A l’heure des polémiques, accusations et autres revendications, il était plus que judicieux de choisir Le deuxième acte de l’hyperactif Quentin Dupieux, pour ouvrir la 77e édition du Festival de Cannes. 

Un film qui se fait  et un film sur un film qui se fait...Alors le réalisateur s’interroge sur la capacité du cinéma à continuer à nous émerveiller à nous faire rêver, son nouveau long métrage  (plutôt court d‘ailleurs avec ses 80 minutes), évoque  raconte le tournage difficile et ingrat pour quatre acteurs (Léa Seydoux, Vincent Lindon, Louis Garrel et Raphaël Quenard) d’un navet indépendant  aux dialogues indigents

D’une telle médiocrité que les personnages ne cessent de  sortir de leur rôle pour se plaindre et révéler et de révéler leur vraie nature. A l'image de Vincent Lindon, pour qui c’est le chaos dans son métier, qui en a marre et n’en peut plus de ces fictions à la con , tandis que le monde est en train de couler. Ce qui ne l’empêchera pas  de tourner rapidement sa veste lorsqu’il qu’il se voit proposer de jouer dans  le prochain film du réalisateur américain Paul Thomas Anderson. 

Mise en abyme le plus souvent jubilatoire pour cette satire du cinéma actuel , dont le cinéaste se plaît à relever l’importance relative face aux tragédies mondiales,  voire, ne servant à rien,. Quentin  Dupieux se moque de tout. Plus particulièrement du wokisme et de ses outrances, ce qui nous vaut une première scène absolument irrésistible entre Louis Garrel qui redoute la cancel culture et Raphaël Quenard qui dit tout ce qui lui passe par la tête sans réfléchir aux conséquences. Savoureuse aussi la séquence où ce dernier tente d’embrasser Léa Seydoux et qu’elle lui balance qu’elle peut le griller pour ça, si elle le raconte à la presse.

Une performance technique

Le reste n’est pas toujours à la hauteur dans cet opus qui, juste en passant, compte  le travelling le plus long du cinéma. Mais au-delà de cette performance technique, on peut reprocher à son auteur de noyer en quelque sorte le poisson avec sa façon maligne, paradoxale, absurde et un peu facile de procéder, sans véritablement creuser les grands sujets qui agitent le milieu. 
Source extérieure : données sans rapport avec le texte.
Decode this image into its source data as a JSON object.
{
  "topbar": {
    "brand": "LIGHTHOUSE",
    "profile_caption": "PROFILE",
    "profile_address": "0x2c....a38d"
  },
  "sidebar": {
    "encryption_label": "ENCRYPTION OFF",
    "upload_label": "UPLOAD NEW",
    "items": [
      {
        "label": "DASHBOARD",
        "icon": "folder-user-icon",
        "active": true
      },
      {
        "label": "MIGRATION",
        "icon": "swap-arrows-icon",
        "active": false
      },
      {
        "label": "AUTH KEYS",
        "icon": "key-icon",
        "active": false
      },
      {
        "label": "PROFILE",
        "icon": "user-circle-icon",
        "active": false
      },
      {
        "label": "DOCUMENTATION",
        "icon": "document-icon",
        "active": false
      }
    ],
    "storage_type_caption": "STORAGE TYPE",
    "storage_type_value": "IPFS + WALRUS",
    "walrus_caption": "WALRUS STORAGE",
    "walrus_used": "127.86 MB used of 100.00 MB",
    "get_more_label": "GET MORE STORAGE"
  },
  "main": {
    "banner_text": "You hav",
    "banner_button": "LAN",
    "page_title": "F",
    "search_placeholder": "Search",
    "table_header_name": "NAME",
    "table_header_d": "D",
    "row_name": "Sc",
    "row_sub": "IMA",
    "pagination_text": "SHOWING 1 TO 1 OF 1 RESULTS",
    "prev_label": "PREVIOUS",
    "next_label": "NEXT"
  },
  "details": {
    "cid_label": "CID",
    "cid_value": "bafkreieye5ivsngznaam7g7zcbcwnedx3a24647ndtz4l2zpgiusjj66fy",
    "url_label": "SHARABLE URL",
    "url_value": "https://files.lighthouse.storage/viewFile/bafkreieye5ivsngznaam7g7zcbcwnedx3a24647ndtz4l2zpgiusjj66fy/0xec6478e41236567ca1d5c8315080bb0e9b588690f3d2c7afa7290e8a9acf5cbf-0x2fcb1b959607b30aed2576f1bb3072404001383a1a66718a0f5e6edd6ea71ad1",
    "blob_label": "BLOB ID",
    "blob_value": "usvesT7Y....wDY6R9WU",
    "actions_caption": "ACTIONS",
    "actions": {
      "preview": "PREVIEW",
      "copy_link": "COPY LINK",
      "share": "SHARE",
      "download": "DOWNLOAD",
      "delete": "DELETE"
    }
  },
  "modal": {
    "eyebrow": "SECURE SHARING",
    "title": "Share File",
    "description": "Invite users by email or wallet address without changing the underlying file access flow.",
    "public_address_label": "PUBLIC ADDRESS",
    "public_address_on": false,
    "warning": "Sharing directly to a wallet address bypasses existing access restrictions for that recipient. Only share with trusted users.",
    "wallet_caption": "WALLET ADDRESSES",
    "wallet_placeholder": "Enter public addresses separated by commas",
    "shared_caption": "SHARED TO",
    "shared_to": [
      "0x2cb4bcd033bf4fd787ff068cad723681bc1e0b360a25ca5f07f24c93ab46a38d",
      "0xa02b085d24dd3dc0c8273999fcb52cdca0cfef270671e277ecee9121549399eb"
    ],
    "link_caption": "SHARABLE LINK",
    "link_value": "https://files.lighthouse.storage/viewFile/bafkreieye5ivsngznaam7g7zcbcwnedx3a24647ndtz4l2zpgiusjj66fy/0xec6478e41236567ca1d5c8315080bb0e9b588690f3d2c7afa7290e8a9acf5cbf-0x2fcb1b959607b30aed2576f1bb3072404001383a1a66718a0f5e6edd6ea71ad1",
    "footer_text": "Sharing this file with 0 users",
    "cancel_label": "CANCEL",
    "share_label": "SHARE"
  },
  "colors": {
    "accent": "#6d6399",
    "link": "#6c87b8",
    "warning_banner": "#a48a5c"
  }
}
On est aussi un peu déçu par une série de vannes pas très fines, une nouvelle technique de drague consistant à philosopher sur la fiction qui est la réalité ou  l’inverse, sans oublier le passage grossièrement expédié sur l’intelligence artificielle qui pilote l’œuvre.

Il aurait été intéressant dentendre l’auteur. Mais, refusant  toute promotion et toute interview, Quentin Dupieux laisse Le deuxième acte parler pour lui.  « Aujourd’hui j’ai envie de me taire a.t.il déclaré Non par lassitude ou prétention mais simplement parce que ce film très bavard dit avec des mots bien choisis tout ce que j’ai envie de dire et contient  déjà de façon extrêmement limpide sa propre analyse.» Dont acte.

A l'affiche dans les salles de Suisse romande depuis mercredi 15 mai.